Plusieurs méthodes existent. Parmi les plus connues :

  • IDEF0 : une méthode graphique développée dans les années 1970, utilisée pour décomposer les fonctions d’un système en blocs clairs et interconnectés.
    ARIS : un cadre méthodologique complet apparu dans les années 1990, qui permet de représenter différentes vues d’un système (fonctionnelle, informationnelle, organisationnelle, etc.).
  • UML (Unified Modeling Language) : un langage de modélisation issu du génie logiciel, qui permet de représenter les objets, les interactions et les comportements d’un système. Très utilisé pour concevoir les logiciels hospitaliers ou modéliser des systèmes d’information de santé.
  • BPMN (Business Process Model and Notation) : un langage graphique conçu pour décrire les processus métiers de manière simple et intuitive. Il est particulièrement adapté à la cartographie des parcours patients et à la collaboration entre équipes médicales et administratives.

La figure ci-dessous illustre la brique de base d’un modèle IDEF0 : une fonction (une activité) transforme un input en un output sous certaines contraintes (control) et grâce à certains mécanismes (mechanism ou ressources).

Un exemple concret : l’hospitalisation d’une personne âgée suite à un passage aux urgences

Prenons le parcours à l’hôpital d’une personne âgée : passage aux urgences, hospitalisation en court séjour gériatrique (CSG), soins médicaux et de réadaptation (SMR). Derrière ce scénario en apparence banal se cachent plusieurs activités, ressources (logiciels, personnels, documents), décisions à prendre. Grâce à la modélisation, on peut analyser chaque étape, repérer les goulots d’étranglement pouvant générer de l’attente pour le patient, calculer les coûts, et même proposer une nouvelle organisation plus fluide.

La figure ci-dessous présente un logigramme simplifié de ce processus : les patients arrivent dans le service d’urgence. Si une hospitalisation est nécessaire, le patient est transféré vers un service de court séjour gériatrique, ou un autre service selon la pathologie. Suite au court séjour gériatrique, si le patient nécessite un suivi, il peut être transféré vers un service de soins médicaux et de réadaptation (SMR).

Dans ce parcours, plusieurs goulots d’étranglement peuvent exister à chaque étape : entre les urgences et le CSG, entre le CSG, et le SMR, etc. Ces goulots peuvent être dus à un manque de ressources (on parle de lits associés aux ressources humaines adéquates), et dégradent la qualité de service. Ainsi, un indicateur important que nous pouvons mesurer est la durée de séjour dans les différents services. Un autre indicateur important pourrait être le taux d’occupation des lits.

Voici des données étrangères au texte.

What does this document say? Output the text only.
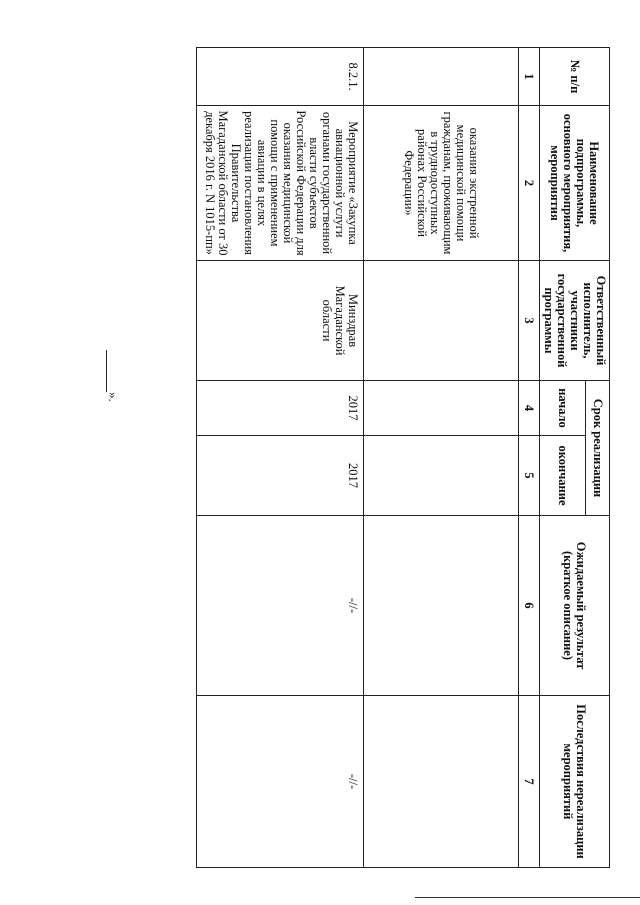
№ п/п	Наименование подпрограммы, основного мероприятия, мероприятия	Ответственный исполнитель, участники государственной программы	Срок реализации		Ожидаемый результат (краткое описание)	Последствия нереализации мероприятий
			начало	окончание		
1	2	3	4	5	6	7
	оказания экстренной медицинской помощи гражданам, проживающим в труднодоступных районах Российской Федерации»					
8.2.1.	Мероприятие «Закупка авиационной услуги органами государственной власти субъектов Российской Федерации для оказания медицинской помощи с применением авиации в целях реализации постановления Правительства Магаданской области от 30 декабря 2016 г. N 1015-пп»	Минздрав Магаданской области	2017	2017	-//-	-//-
».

Afin d’évaluer les performances de ce système, il est nécessaire d’implémenter le modèle dans un outil de simulation à événements discrets par exemple. Cette implémentation requiert aussi des données à collecter dans l’hôpital. Enfin, la modélisation peut également donner lieu à un modèle d’optimisation, qui permet de déterminer les meilleures décisions à prendre tout au long du parcours.

En résumé

La modélisation mathématique ne remplace pas les médecins, mais elle aide à mieux organiser le soin. C’est une boussole pour les décideurs, un langage commun pour les équipes, et une boîte à outils pour améliorer la qualité des soins… sans forcément dépenser plus.

Alors, la prochaine fois que vous attendez en salle d’attente, souvenez-vous : quelque part, des chercheurs modélisent votre parcours pour que, demain, votre expérience soit plus fluide et plus humaine.